How We Generate AI Network Digests for MegaETH at MiniBlocks.io

Miniblocks.io — Sat, 07 Mar 2026 00:25:19 +0000

Every morning, a new daily digest appears on MiniBlocks. Every Monday, a weekly report follows. These are written by an AI model — but the interesting part isn't the AI. It's everything that happens before the AI writes a single word.

We believe in transparency about how our content is produced. If you're reading our digests, you should know exactly what's behind them: what data we collect, how we detect anomalies, where external context comes from, and what constraints we give the model. This post covers the full pipeline.

Why Automate Digests at All?

MegaETH produces 100 blocks per second. That's 8.6 million blocks per day. We process every single one of them — every transaction, every contract interaction, every gas unit consumed across the entire network. Our analytics dashboard shows this in real time, but raw data and charts don't tell stories. They don't connect a spike in gas usage to a new contract deploying, or notice that weekend activity has been steadily climbing for three weeks.

We wanted reports that connect data points into narrative — the kind of analysis a person would write after staring at dashboards all day. But doing that manually every morning doesn't scale when the chain never sleeps and the scope is the entire chain, not a curated subset.

The solution: collect everything a human analyst would look at — across every contract and every wallet on MegaETH — do the statistical analysis ourselves, then hand the AI a pre-digested briefing and strict instructions on how to write about it.

The Pipeline

Each digest goes through six stages. The AI model is involved in exactly one of them.

The scope is the full network: every contract, every wallet, every transaction on MegaETH. The pipeline's job is to compress that into something a language model can work with — without losing what matters.

Stage 1: Raw Data Collection

We continuously process every block and every transaction on MegaETH — 100 blocks per second, millions of events per day. Each transaction is parsed in real time: which contract was called, how much gas it consumed, whether it succeeded or failed, who sent it. This raw stream covers the entire network — every contract, every wallet, no filtering.

This data is stored at full granularity. When it's time to generate a digest, the raw record of everything that happened on-chain is available for analysis.

Stage 2: Aggregation

Millions of raw events don't fit in a prompt.

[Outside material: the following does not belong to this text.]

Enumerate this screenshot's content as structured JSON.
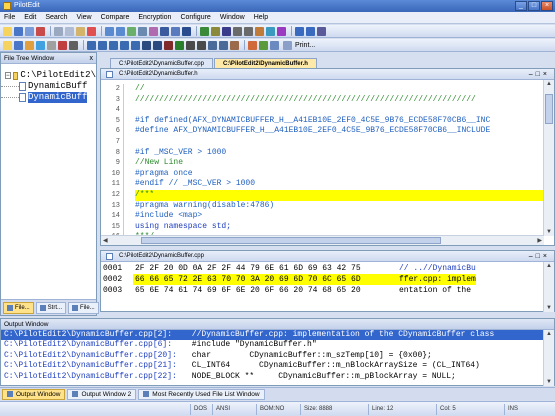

Stage 2 compresses them into compact summary tables — small enough for a language model to consume, complete enough to preserve the signal.

We compute:

Hourly and daily rollups: Average TPS, peak gas, total transactions — bucketed across 14-day and 28-day windows, with weekend/weekday markers
Per-contract summaries: Transaction count, gas consumption, unique callers, and failure rates for every contract on the network — not just named DApps
DApp leaderboards: Tracked applications ranked by volume over the last 24 hours (daily) or the past week with week-over-week deltas (weekly)
Network overview: Daily totals for transactions, unique wallets, and failed transactions across the entire chain

Weekly reports add cross-week comparisons and surface top unmapped contracts — addresses with significant activity that don't have a name yet. The output of this stage is a set of structured tables — the raw data compressed by orders of magnitude, but not yet interpreted.

Stage 3: Trends & Anomaly Detection

This is the analytical layer. We compute two kinds of output from the aggregated tables:

Trend observations — directional statements about network-level behavior, pre-labeled so the AI doesn't have to interpret tables:

Day-over-day and week-over-week throughput changes, classified as "up", "down", or "flat" with thresholds tuned to filter out noise
Weekend vs weekday pattern shifts — flagged only when large enough to be notable
Multi-day trend direction — is the past week rising, declining, or stable?
Busiest and quietest days across the 14-day window

Anomaly detectors — five independent modules, each looking for a different type of event. They run on a schedule — every 30 minutes for 24-hour windows, every 3 hours for 7-day windows:

Peak & Trough Detection: Finds TPS and gas peaks and troughs using percentile-based thresholds. Only fires when values significantly exceed historical norms. Drills down to the exact second and the contract responsible.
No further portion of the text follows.